Our Blessed Mother’s appearance to a humble peasant by the name of Juan Diego demonstrates the delicate care and concern that Mary has for each one of us. She wasn’t merely a visitor, but came as one like him, similar in dress, language, and features.4 Revealing herself as a poor, pregnant girl – wearing the simple attire of the native people – Mary shows us that no one is insignificant, that no one escapes her notice and attention. She identifies with and is present to the most vulnerable in the world – to the poor, the sick and suffering, to mothers, and especially to children and unborn babies.
Through the eyes of Jesus, our Heavenly Mother sees the worth and dignity of each and every soul. We are the adopted children that have been entrusted to her care. She understands the hostile world in which we live, as she herself had to bring her child, Jesus – God’s own Son – into the world under the harshest of conditions and in utter poverty. Yet, as a babe, Jesus knew none of this. In Mary’s sweet embrace, He was loved and comforted. The very same arms that held the Christ Child want to envelop us and draw us in, to care for and console us in times of need.

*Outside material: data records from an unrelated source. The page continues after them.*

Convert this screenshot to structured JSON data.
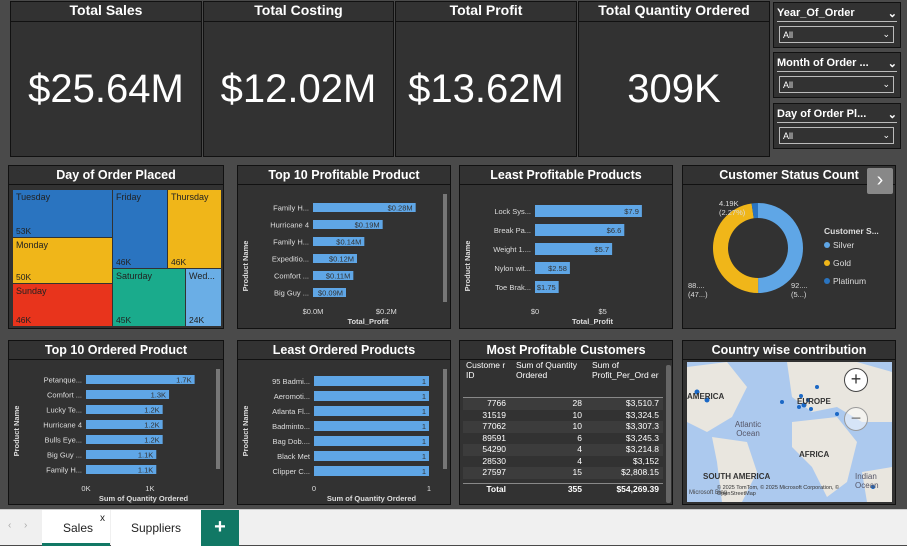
{
  "kpis": [
    {
      "title": "Total Sales",
      "value": "$25.64M"
    },
    {
      "title": "Total Costing",
      "value": "$12.02M"
    },
    {
      "title": "Total Profit",
      "value": "$13.62M"
    },
    {
      "title": "Total Quantity Ordered",
      "value": "309K"
    }
  ],
  "slicers": [
    {
      "title": "Year_Of_Order",
      "value": "All"
    },
    {
      "title": "Month of Order ...",
      "value": "All"
    },
    {
      "title": "Day of Order Pl...",
      "value": "All"
    }
  ],
  "treemap": {
    "title": "Day of Order Placed",
    "cells": [
      {
        "label": "Tuesday",
        "value": "53K",
        "color": "#2a74c0"
      },
      {
        "label": "Monday",
        "value": "50K",
        "color": "#f0b619"
      },
      {
        "label": "Sunday",
        "value": "46K",
        "color": "#e8341c"
      },
      {
        "label": "Friday",
        "value": "46K",
        "color": "#2a74c0"
      },
      {
        "label": "Thursday",
        "value": "46K",
        "color": "#f0b619"
      },
      {
        "label": "Saturday",
        "value": "45K",
        "color": "#1aab8c"
      },
      {
        "label": "Wed...",
        "value": "24K",
        "color": "#6aaee6"
      }
    ]
  },
  "chart_data": [
    {
      "type": "bar",
      "title": "Top 10 Profitable Product",
      "xlabel": "Total_Profit",
      "ylabel": "Product Name",
      "categories": [
        "Family H...",
        "Hurricane 4",
        "Family H...",
        "Expeditio...",
        "Comfort ...",
        "Big Guy ..."
      ],
      "values": [
        0.28,
        0.19,
        0.14,
        0.12,
        0.11,
        0.09
      ],
      "labels": [
        "$0.28M",
        "$0.19M",
        "$0.14M",
        "$0.12M",
        "$0.11M",
        "$0.09M"
      ],
      "ticks": [
        "$0.0M",
        "$0.2M"
      ],
      "xlim": [
        0,
        0.3
      ]
    },
    {
      "type": "bar",
      "title": "Least Profitable Products",
      "xlabel": "Total_Profit",
      "ylabel": "Product Name",
      "categories": [
        "Lock Sys...",
        "Break Pa...",
        "Weight 1....",
        "Nylon wit...",
        "Toe Brak..."
      ],
      "values": [
        7.9,
        6.6,
        5.7,
        2.58,
        1.75
      ],
      "labels": [
        "$7.9",
        "$6.6",
        "$5.7",
        "$2.58",
        "$1.75"
      ],
      "ticks": [
        "$0",
        "$5"
      ],
      "xlim": [
        0,
        8.5
      ]
    },
    {
      "type": "bar",
      "title": "Top 10 Ordered Product",
      "xlabel": "Sum of Quantity Ordered",
      "ylabel": "Product Name",
      "categories": [
        "Petanque...",
        "Comfort ...",
        "Lucky Te...",
        "Hurricane 4",
        "Bulls Eye...",
        "Big Guy ...",
        "Family H..."
      ],
      "values": [
        1.7,
        1.3,
        1.2,
        1.2,
        1.2,
        1.1,
        1.1
      ],
      "labels": [
        "1.7K",
        "1.3K",
        "1.2K",
        "1.2K",
        "1.2K",
        "1.1K",
        "1.1K"
      ],
      "ticks": [
        "0K",
        "1K"
      ],
      "xlim": [
        0,
        1.8
      ]
    },
    {
      "type": "bar",
      "title": "Least Ordered Products",
      "xlabel": "Sum of Quantity Ordered",
      "ylabel": "Product Name",
      "categories": [
        "95 Badmi...",
        "Aeromoti...",
        "Atlanta Fl...",
        "Badminto...",
        "Bag Dob....",
        "Black Met",
        "Clipper C..."
      ],
      "values": [
        1,
        1,
        1,
        1,
        1,
        1,
        1
      ],
      "labels": [
        "1",
        "1",
        "1",
        "1",
        "1",
        "1",
        "1"
      ],
      "ticks": [
        "0",
        "1"
      ],
      "xlim": [
        0,
        1
      ]
    },
    {
      "type": "pie",
      "title": "Customer Status Count",
      "legend_title": "Customer S...",
      "categories": [
        "Silver",
        "Gold",
        "Platinum"
      ],
      "colors": [
        "#5fa6e6",
        "#f0b619",
        "#2a74c0"
      ],
      "values": [
        92,
        88,
        4.19
      ],
      "labels": [
        "92....\n(5...)",
        "88....\n(47...)",
        "4.19K\n(2.27%)"
      ]
    }
  ],
  "table": {
    "title": "Most Profitable Customers",
    "headers": [
      "Custome r ID",
      "Sum of Quantity Ordered",
      "Sum of Profit_Per_Ord er"
    ],
    "rows": [
      [
        "7766",
        "28",
        "$3,510.7"
      ],
      [
        "31519",
        "10",
        "$3,324.5"
      ],
      [
        "77062",
        "10",
        "$3,307.3"
      ],
      [
        "89591",
        "6",
        "$3,245.3"
      ],
      [
        "54290",
        "4",
        "$3,214.8"
      ],
      [
        "28530",
        "4",
        "$3,152"
      ],
      [
        "27597",
        "15",
        "$2,808.15"
      ]
    ],
    "total": [
      "Total",
      "355",
      "$54,269.39"
    ]
  },
  "map": {
    "title": "Country wise contribution",
    "labels": {
      "america": "AMERICA",
      "europe": "EUROPE",
      "africa": "AFRICA",
      "atlantic": "Atlantic Ocean",
      "south": "SOUTH AMERICA",
      "indian": "Indian Ocean"
    },
    "copyright": "© 2025 TomTom, © 2025 Microsoft Corporation, © OpenStreetMap",
    "bing": "Microsoft Bing"
  },
  "tabs": {
    "sales": "Sales",
    "suppliers": "Suppliers",
    "close": "x",
    "add": "+"
  }
}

The image of Our Lady of Guadalupe is so powerful because it invites us to contemplate a mother’s love, a sure sign of hope in a world desperately in need of it. After his miraculous encounter, St. Juan Diego was blessed to carry this image on his cloak or tilma, where it would remain close to his heart. But the miracle wasn’t just for him. It was for all to see. Amazingly, it is still visible after all these years and can be seen at the church built on the spot where the miracle took place. The Basilica of Our Lady of Guadalupe is the most popular pilgrimage site in the world, visited by more than 18 million people every year. What is it that draws them? Proof that nothing is impossible for God. Flowers can bloom in the winter, a simple peasant can become a great saint, and a young virgin from Nazareth can become the Mother of God.

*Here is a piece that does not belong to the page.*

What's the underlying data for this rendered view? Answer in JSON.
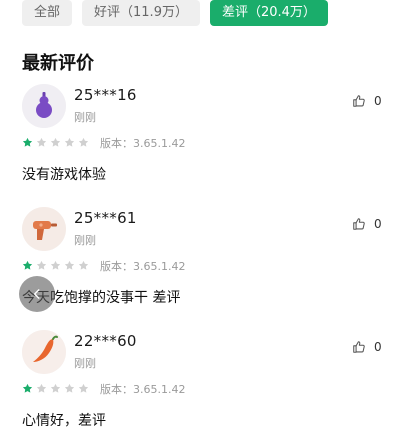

What happened in Mexico wasn’t an isolated event. More importantly, Mary’s role in God’s plan of salvation isn’t finished. She continues to reveal herself in multiple and miraculous ways in order to draw us into the mystery of her life, a life steeped in God’s grace and love from the very beginning. She was “the first human creature…permitted to discover Christ,”5 and now she wants to help us discover Him, too. We can be sure that her motherhood “in the order of grace…will last without interruption until the eternal fulfillment of all the elect.”6 Yes, Mary does speak our language. It is the language of God’s love – a love that knows no bounds for His children.
“Let not your heart be disturbed. Do not fear that sickness, nor any other sickness or anguish. Am I not here, who am your Mother? Are you not under my protection? Am I not your health? Are you not happily within my fold? What else do you wish? Do not grieve nor be disturbed by anything.” (Words of Our Lady to Juan Diego)7
– Kelley Holy
1 John 19:27
2 While it is difficult to state the precise number of approved Marian apparitions (as there are discrepancies between various websites and different levels of ecclesial approval exist), generally between 7 and 16 have been fully approved by the Vatican. For more information, go to www.miraclehunter.com.
3 Cf. Timothy Cardinal Dolan, The Gospel in the Digital Age, blog.archny.org, November 20, 2013.
5 Second Vatican Ecumenical Council, Dogmatic Constitution on the Church Lumen Gentium, 62.
6 Pope John Paul II, Encyclical Letter Redemptoris Mater, 17.